The sin of the Gentile is not that he does not believe the thing of which he never heard. It is that he holds down the truth which he knows, in unrighteousness. This was the great advance for Peter. He had not quite cut loose from the old prejudices. Paul had to withstand him one day a little later on. This story is not merely the story of the emancipation of a man, it is light for the Christian Church to the end of time.

Finally in chapter eleven, Peter in telling the story in Jerusalem, of this visit to Cornelius, said, “As I began to speak, the Holy Spirit fell on them (Acts 11:15).” One can imagine when Peter reached this point, that he had but laid down the lines of his address and indicated the outstanding facts, and that he was intending to elaborate them; but his was an interrupted speech. But it was yet a complete speech; complete in its matter, for it spoke of Christ only, fully, and clearly. It was complete in its method. It was a message delivered in obedience to the instruction of the Spirit, for the Spirit had said, “Go with these men, nothing doubting.” It was a message delivered by a witness, one who in his own life knew of the power of the things he spoke.
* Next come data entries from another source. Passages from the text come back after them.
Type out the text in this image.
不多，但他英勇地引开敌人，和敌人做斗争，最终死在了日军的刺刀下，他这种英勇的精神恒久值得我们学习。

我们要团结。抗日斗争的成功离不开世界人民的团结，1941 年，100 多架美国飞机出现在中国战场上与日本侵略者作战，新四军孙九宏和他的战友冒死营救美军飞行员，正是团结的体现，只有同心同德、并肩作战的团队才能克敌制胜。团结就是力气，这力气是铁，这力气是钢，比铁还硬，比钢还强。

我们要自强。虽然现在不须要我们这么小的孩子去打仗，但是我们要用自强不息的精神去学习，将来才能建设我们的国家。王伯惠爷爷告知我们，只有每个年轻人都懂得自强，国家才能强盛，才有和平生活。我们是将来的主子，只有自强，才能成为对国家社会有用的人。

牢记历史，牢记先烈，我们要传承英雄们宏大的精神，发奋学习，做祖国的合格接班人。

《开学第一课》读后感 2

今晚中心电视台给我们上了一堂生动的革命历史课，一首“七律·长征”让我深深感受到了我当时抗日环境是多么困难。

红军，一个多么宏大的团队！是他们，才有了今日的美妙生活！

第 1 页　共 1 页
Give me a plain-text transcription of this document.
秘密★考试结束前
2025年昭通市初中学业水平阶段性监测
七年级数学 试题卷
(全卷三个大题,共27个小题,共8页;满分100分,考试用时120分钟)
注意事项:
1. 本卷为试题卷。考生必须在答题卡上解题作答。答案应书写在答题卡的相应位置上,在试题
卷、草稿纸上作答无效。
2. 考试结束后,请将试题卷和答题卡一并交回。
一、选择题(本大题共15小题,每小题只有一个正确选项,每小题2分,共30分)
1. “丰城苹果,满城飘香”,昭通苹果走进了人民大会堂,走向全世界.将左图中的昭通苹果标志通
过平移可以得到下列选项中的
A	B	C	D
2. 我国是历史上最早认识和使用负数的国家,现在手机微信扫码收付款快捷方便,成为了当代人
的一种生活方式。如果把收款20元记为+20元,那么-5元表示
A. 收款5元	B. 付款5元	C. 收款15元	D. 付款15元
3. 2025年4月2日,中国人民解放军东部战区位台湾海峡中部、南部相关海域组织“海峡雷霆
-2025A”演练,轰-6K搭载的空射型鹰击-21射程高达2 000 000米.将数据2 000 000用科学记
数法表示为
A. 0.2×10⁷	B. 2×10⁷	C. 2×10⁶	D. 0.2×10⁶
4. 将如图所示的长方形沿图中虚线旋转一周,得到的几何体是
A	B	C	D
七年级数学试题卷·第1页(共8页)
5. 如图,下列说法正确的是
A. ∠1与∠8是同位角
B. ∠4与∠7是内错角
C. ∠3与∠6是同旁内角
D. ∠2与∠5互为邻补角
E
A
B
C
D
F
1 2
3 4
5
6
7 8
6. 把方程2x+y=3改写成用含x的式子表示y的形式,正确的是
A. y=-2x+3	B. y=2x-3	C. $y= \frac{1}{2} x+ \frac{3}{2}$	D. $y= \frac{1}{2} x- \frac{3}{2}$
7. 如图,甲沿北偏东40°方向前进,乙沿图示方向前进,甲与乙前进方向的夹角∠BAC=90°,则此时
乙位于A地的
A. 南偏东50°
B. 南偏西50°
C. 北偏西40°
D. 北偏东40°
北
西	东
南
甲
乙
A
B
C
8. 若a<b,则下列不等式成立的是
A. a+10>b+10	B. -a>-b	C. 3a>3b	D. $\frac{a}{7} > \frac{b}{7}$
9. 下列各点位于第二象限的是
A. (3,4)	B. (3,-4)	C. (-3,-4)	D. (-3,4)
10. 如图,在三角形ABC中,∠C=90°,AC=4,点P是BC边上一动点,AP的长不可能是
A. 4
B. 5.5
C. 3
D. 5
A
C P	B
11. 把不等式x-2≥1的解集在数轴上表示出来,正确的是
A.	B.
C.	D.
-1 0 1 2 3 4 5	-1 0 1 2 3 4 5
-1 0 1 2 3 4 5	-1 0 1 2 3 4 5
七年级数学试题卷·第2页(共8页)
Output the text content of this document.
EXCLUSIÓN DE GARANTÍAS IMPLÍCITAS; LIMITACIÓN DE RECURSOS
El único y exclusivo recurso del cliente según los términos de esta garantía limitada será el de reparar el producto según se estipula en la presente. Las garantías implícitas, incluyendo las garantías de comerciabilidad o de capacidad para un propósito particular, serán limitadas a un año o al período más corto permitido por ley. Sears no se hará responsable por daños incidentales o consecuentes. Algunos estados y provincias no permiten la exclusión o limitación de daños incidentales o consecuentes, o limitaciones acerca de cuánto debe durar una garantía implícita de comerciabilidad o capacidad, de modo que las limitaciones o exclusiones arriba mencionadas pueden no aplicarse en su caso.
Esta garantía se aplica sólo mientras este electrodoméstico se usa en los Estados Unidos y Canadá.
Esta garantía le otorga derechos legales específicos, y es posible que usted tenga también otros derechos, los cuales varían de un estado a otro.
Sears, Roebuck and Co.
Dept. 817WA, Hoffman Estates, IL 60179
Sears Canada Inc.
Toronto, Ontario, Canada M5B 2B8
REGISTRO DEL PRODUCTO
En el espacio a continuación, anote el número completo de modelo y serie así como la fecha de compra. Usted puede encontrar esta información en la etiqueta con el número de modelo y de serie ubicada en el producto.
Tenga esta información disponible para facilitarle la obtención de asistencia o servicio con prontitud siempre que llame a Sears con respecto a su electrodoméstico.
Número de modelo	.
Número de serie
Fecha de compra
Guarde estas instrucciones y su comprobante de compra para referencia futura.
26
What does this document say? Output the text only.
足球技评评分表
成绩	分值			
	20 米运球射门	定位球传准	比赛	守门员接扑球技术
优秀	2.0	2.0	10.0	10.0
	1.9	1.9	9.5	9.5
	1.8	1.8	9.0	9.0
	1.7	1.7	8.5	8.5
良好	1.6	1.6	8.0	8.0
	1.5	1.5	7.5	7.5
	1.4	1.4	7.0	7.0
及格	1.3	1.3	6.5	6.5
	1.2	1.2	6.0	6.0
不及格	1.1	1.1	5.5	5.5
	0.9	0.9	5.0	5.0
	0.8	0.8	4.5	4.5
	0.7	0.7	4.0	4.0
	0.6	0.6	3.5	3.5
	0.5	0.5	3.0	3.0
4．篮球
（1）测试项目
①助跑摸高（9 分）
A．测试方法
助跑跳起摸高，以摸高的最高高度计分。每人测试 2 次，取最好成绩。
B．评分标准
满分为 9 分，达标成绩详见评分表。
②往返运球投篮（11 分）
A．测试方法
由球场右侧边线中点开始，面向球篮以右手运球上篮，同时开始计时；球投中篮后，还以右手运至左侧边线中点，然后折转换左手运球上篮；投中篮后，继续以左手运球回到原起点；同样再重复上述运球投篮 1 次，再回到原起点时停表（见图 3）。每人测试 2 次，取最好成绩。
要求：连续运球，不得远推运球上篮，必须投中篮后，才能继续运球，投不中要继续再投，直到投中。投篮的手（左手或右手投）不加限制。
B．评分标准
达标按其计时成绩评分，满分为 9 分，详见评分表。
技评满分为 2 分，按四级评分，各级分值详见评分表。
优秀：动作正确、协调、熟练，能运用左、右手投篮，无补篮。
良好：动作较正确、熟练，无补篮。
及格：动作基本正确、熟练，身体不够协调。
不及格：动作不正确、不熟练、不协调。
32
It was a message accompanied by the Spirit, and at the very moment when the things of Christ had been presented by this Spirit-filled man to the multitude, the work was done.

To read that address and note its interruption, and the sudden falling of the Spirit upon its hearers is to be rebuked. We labour so hard to make the Gospel plain. We so constantly imagine that it is necessary for us not to preach Christ only, but to defend Christ, and vindicate Christ, and explain Christ. We leave so little room in our preaching and teaching for this cooperative ministry of the Holy Spirit. It is a great and sacred ministry to speak only and briefly of the ministry of the Christ. As we do so the Spirit Himself will carry the message, fall upon the multitudes; and the work of bringing men into fullness of life be accomplished.